Rick had been trapped under the boom, had stayed too close to the crash, trying to warn two ironworkers to get out of the way. It hadn’t helped, and the frame killed them when it dropped as the boom collapsed.
I wipe my tears away as the video ends. I’m glad whoever was filming hadn’t filmed Rick, too. I couldn’t watch as emergency crews worked to free him.
There are other views, and most center on the truck as it tips into the mud, the wind whipping ahead of another storm. The truck slants, the boom sways, the frame swings back and forth. I try to calculate when the operator should have aborted the lift, but there doesn’t seem to be any indication until it’s too late.
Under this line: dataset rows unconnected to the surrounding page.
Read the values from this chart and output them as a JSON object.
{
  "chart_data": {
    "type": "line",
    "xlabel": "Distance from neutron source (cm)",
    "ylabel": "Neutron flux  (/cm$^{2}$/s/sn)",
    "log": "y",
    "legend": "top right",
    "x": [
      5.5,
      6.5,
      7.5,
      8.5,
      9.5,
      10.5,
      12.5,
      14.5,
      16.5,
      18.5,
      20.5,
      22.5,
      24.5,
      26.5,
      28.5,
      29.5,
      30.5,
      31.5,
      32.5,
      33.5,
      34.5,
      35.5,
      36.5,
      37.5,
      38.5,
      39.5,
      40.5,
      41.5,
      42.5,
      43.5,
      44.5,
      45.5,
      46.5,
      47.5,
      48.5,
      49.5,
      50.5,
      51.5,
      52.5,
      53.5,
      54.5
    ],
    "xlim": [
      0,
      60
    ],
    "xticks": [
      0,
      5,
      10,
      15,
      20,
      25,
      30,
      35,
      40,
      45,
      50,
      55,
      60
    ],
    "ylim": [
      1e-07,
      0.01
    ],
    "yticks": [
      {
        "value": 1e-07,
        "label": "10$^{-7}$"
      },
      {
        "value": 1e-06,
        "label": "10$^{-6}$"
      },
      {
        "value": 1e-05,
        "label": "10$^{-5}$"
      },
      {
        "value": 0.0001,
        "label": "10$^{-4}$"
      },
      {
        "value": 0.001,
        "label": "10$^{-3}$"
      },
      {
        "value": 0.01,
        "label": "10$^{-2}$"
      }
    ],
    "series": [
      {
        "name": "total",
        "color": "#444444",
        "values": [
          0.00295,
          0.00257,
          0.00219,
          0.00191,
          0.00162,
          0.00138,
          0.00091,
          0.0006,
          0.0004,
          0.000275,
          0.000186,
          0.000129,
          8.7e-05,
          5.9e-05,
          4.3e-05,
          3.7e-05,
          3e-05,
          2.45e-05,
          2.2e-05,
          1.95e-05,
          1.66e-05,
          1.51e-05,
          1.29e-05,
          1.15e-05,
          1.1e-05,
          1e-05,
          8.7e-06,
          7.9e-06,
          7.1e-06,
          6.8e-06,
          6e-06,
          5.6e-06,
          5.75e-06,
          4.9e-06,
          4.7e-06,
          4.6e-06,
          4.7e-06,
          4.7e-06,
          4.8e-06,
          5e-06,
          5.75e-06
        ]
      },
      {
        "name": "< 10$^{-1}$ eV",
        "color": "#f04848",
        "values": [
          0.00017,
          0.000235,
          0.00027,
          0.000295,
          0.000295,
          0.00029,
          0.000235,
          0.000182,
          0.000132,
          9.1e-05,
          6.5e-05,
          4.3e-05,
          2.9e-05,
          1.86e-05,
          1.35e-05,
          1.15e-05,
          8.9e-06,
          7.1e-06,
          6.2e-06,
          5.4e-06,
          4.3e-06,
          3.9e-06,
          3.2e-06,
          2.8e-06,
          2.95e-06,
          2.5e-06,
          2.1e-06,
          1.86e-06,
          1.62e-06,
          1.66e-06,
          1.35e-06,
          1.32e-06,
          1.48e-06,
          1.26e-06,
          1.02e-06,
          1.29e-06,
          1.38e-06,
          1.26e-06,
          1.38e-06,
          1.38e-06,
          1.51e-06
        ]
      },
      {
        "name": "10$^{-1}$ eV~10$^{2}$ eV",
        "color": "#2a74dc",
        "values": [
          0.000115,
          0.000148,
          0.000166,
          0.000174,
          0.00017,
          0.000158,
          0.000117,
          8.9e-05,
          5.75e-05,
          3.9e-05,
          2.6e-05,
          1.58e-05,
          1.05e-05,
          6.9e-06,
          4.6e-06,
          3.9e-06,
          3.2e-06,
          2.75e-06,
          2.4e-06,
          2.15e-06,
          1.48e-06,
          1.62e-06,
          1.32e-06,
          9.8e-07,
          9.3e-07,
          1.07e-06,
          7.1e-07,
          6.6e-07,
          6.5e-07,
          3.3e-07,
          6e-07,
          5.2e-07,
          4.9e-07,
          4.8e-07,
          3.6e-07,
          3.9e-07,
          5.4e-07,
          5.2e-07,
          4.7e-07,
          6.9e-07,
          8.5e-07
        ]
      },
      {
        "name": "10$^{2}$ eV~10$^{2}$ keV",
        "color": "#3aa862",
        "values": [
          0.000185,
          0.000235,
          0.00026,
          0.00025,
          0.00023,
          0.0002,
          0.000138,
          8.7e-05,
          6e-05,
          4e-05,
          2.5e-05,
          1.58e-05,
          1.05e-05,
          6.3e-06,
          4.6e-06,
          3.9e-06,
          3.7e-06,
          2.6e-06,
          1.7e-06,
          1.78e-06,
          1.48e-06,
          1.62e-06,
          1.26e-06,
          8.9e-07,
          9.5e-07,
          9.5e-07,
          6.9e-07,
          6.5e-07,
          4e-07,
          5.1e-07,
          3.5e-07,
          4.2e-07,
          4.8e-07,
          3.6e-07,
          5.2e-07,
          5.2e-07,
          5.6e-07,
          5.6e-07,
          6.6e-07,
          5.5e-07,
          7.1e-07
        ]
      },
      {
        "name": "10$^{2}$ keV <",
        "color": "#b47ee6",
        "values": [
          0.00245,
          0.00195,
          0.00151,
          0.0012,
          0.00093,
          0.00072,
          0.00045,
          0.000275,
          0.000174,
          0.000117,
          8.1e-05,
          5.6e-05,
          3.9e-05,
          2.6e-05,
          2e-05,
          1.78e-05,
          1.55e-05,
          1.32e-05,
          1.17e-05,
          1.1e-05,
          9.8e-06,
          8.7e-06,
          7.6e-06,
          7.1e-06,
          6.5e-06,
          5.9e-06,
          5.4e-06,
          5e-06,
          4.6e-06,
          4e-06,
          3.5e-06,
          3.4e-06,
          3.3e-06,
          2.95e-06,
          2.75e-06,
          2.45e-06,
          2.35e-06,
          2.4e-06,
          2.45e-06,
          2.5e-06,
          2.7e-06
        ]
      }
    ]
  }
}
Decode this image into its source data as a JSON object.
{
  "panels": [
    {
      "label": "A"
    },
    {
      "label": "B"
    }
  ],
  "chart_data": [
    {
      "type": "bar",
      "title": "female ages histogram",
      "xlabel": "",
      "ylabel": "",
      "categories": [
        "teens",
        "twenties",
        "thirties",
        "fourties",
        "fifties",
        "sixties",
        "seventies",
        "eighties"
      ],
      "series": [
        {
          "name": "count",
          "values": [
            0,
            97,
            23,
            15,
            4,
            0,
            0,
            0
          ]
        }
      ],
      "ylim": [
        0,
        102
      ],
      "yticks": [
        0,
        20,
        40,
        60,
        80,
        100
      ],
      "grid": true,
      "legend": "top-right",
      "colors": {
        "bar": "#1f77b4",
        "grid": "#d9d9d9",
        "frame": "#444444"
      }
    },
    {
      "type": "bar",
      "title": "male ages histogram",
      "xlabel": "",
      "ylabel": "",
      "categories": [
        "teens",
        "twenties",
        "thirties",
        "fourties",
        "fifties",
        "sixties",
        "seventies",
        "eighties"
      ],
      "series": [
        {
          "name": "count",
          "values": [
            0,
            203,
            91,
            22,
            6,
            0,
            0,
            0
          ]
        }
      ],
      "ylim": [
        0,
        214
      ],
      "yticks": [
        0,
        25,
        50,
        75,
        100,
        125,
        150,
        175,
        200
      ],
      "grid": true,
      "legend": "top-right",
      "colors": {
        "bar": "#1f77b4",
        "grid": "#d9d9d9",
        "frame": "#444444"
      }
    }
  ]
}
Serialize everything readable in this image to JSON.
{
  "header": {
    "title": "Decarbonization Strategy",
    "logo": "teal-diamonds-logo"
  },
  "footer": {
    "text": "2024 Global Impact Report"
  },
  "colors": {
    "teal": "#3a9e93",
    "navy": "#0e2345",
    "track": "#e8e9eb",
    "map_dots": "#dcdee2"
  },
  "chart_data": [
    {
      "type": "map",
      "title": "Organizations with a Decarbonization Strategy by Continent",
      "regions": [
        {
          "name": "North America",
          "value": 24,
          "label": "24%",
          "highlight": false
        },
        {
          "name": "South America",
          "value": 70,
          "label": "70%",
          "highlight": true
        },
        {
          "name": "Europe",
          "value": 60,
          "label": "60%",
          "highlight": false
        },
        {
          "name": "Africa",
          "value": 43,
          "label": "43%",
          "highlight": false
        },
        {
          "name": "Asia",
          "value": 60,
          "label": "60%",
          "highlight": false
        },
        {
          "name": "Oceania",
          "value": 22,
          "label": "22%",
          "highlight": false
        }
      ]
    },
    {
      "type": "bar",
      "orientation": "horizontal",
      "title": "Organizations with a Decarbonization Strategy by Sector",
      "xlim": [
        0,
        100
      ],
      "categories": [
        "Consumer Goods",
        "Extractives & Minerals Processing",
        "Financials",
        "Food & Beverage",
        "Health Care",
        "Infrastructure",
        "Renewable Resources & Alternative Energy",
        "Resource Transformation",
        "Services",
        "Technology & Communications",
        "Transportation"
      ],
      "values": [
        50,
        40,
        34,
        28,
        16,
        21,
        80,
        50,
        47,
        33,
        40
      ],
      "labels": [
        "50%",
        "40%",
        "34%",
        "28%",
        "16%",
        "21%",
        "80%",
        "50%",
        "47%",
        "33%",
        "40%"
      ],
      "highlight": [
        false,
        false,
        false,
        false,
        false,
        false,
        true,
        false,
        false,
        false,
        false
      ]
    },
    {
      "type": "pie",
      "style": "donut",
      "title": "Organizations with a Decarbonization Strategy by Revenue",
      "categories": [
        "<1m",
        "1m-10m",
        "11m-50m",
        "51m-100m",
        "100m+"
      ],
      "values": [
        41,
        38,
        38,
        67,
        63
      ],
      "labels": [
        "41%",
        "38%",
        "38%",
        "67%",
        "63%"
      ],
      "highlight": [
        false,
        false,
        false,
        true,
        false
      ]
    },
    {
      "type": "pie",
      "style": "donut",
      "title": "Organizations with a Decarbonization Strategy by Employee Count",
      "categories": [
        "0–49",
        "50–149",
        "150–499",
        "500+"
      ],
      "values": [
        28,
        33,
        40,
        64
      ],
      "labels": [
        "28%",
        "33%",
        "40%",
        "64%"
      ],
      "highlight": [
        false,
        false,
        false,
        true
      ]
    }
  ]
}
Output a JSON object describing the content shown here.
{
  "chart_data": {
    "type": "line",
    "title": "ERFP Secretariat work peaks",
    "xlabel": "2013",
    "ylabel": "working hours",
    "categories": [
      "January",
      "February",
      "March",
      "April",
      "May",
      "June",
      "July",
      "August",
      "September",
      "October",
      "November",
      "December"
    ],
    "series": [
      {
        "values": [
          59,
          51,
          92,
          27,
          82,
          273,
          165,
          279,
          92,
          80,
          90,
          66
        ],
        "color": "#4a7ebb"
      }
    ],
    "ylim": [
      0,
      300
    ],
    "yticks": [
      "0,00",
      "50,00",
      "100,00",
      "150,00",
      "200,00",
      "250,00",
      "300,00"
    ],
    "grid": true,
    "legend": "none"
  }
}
The wheels sink into the mud and that might have been just enough with the wind to cause the accident. Rick’s right about one thing—they should have waited until the next storm passed and the ground dried out. But...
I watch the video again.
Why did the crane tip in the opposite direction of the framework? I don’t know how much the framework weighed, I would have to ask Rick, but it looks like it should have been more than enough to counteract the wet ground.
My reporter’s mind searches for clues, but I don’t know enough about construction sites, cranes, or weather conditions to argue with what Rick told me. OSHA investigated, hell, the rep was right there, and if they didn’t find anything wrong, then it must have just been poor timing and poor luck.
Still, I watch the video again. The crane operator should have known something was going on. He should have known something wasn’t right, but he pressed forward. He should have been able to feel when the balance shifted.
Shouldn’t he have?
Or had he been so focused on the framework that nothing else mattered?
I sigh.
“That’s why I don’t watch it,” Rick says from behind me. “All I would do is beat myself up for not waiting until the rain passed. I was stupid, and it cost people their lives. Let it go, Devyn.”
“But have you seen what happens?” I insist, popping my earbuds out of my ears and frowning. “Something isn’t right.”
He sits up and closes my laptop with a sharp snap. “You know more than OSHA? You know more than my foreman? You know more than the crane operator? You’re just a reporter pointing fingers at the wrong people, pissing them off until they run you out of town. Let. It. Go.”
There is so much pain on his face I can’t bring myself to argue, but it doesn’t excuse the crappy things he just said. I don’t want to give him the power to hurt my feelings. People have said worse to me, and he’s not wrong. Iama reporter, and itismy job to point fingers, but Stevie Johansson isn’t the wrong person. She’s into Sweet up to her eyeballs, only it’s not up to me to prove it anymore. She forced me out, and I’m never going back.
“Okay,” I say, scooting off the bed and snagging my laptop along the way. “I need to call Talia and check in on her. She should be out of class by now.”
“Fuck. Devyn, don’t. I didn’t mean it the way it sounded.” He’s sitting up, his eyes bleary with fatigue.